Cartumandua maintained a frosty silence about all this.

They walked around the courtyard until they came to the head of the stone stairs that led to Carausias’s shrine.

She stepped back. “No. I mustn’t go down there. Carausias wouldn’t like it.”

“Well, Carausias doesn’t like being bald and fat and old, but he’s got to live with it. Come on — unless you’re scared.” He set foot on one step, then another, and was suddenly trotting down and out of sight.

After a heartbeat’s hesitation, she followed.

The shrine was just a pit in the ground. She could hear Amator scratching, and then he held up a candle. His face seemed to hover in the dark.

In the uncertain light she could see that above the stonework of this little underground shrine there was a layer of darker earth. When she probed at it, it crumbled, and left black on her fingers, like soot. Later she would discover that twice during its short history Verulamium had been burned to the ground, and these burned ash layers were relics of those catastrophes.

An arched hollow had been cut into the wall. In it stood a little statuette, apparently bronze, of a man riding a horse. His outsized head bore a crested helmet. Small offerings had been laid out before him, perhaps fragments of food.

“Behold,” said Amator mock-sepulchrally. “Mars Toutatis, the warrior god of the Catuvellauni. Held to be the Mars of Rome, while that was politically convenient. What now — do you think he will become the Christ? Will we have to carve a chi-rho above his head?”

“You shouldn’t talk like that,” she whispered.

“Or what? Is his horse going to piss down my leg?”

“We shouldn’t be down here.”

“I daresay you’re right. But nobody is going to know.” He bent forward and blew out the flame.
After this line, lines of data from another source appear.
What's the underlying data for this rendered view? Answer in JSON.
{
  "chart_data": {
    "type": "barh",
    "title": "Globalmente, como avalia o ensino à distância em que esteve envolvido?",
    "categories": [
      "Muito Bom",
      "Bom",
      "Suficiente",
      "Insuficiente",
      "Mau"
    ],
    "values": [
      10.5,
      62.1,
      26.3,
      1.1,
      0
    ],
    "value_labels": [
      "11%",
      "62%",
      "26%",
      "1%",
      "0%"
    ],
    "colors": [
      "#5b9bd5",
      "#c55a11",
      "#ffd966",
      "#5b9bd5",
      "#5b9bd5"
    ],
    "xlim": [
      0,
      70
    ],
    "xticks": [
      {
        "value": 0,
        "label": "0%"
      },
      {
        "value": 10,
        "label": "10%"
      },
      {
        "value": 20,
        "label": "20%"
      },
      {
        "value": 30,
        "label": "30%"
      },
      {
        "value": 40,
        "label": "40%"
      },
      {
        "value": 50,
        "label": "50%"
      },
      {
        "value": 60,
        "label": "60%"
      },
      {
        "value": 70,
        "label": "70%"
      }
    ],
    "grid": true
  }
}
The darkness was complete, save only for the faintest of diffuse daylight glows from the stairwell. She could sense his heavy warmth, less than a hand’s breadth from her, and his breath was hot on her cheek.

He backed away, his tunic rustling softly. “Now we share a secret.” He laughed, and his feet clattered on the stairs. She followed him into the daylight, but when she reached the ground, he had gone.